Commodity
Eine Commodity ist ein Produkt, das überall praktisch gleich ist, sodass fast nur noch der Preis über den Kauf entscheidet. In der Tech- und KI-Branche ist es das Schlagwort dafür, dass eine einst besondere Technologie zur beliebig austauschbaren Massenware wird.
Manche Waren sind überall gleich. Ein Kilo Weizen aus Frankreich ist für einen Bäcker dasselbe wie ein Kilo Weizen aus Polen. Ob er in Frankreich oder Polen kauft, hängt deshalb kaum von der Qualität ab, sondern vom Preis. Solche Waren nennt man im Englischen Commodity, auf Deutsch etwa Massenware oder Standardware. Der Begriff kommt aus dem Rohstoffhandel, wird heute aber weit darüber hinaus benutzt. Wenn Journalisten schreiben, ein Produkt werde „zur Commodity“, meinen sie: Es verliert seine Besonderheit und wird austauschbar.
Was Austauschbarkeit mit dem Preis macht
Solange ein Produkt einzigartig ist, kann der Anbieter viel Geld dafür verlangen. Es gibt ja keine Alternative. Sobald mehrere Anbieter fast dasselbe liefern, ändert sich das. Kunden vergleichen dann nur noch Preise und wechseln beim ersten günstigeren Angebot. Der Gewinn pro verkauftem Stück schrumpft, oft dramatisch.
Für Unternehmen ist das eine Bedrohung, für Kunden meist ein Segen. Festplattenspeicher ist ein gutes Beispiel. In den 1990er Jahren war ein Gigabyte ein kleines Vermögen wert. Heute kostet Speicher so wenig, dass Anbieter ihn oft gratis dazugeben. Der technische Fortschritt war da, aber das Geld verdient man mit ihm kaum noch.
Deshalb ist „Commodity“ an der Börse ein Warnwort.
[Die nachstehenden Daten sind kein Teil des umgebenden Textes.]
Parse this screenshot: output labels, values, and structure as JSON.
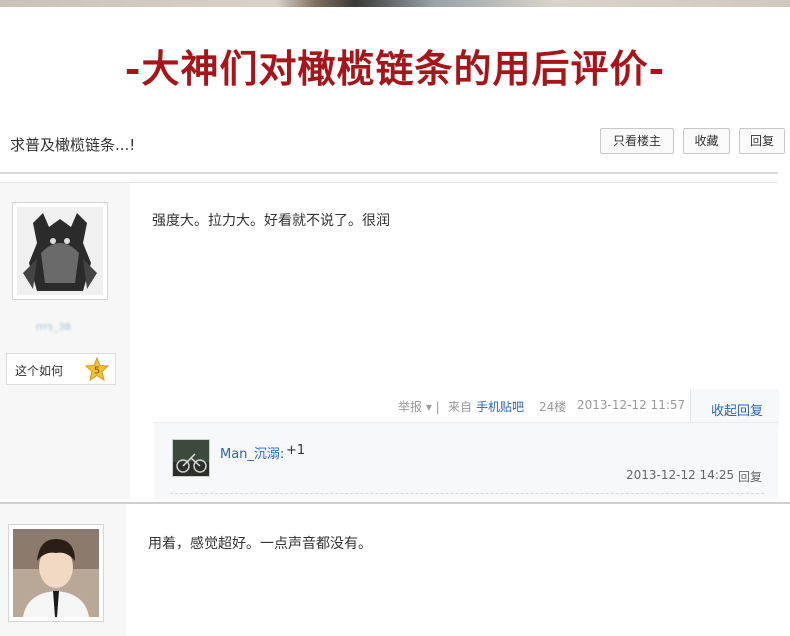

Wenn Analysten sagen, das Hauptprodukt einer Firma werde zur Commodity, sagen sie damit: Die hohen Gewinnmargen dieser Firma sind in Gefahr. Der Aktienkurs reagiert auf solche Sätze oft heftig.
Wie aus einer Innovation Massenware wird
Meist läuft es in vier Schritten ab. Zuerst kann nur ein einziges Unternehmen etwas, und es verlangt hohe Preise. Dann kopieren Wettbewerber die Idee, weil sich das Wissen verbreitet. Anschließend nähern sich die Produkte einander so weit an, dass Kunden keinen echten Unterschied mehr spüren. Am Ende bleibt der Preis als wichtigstes Argument übrig.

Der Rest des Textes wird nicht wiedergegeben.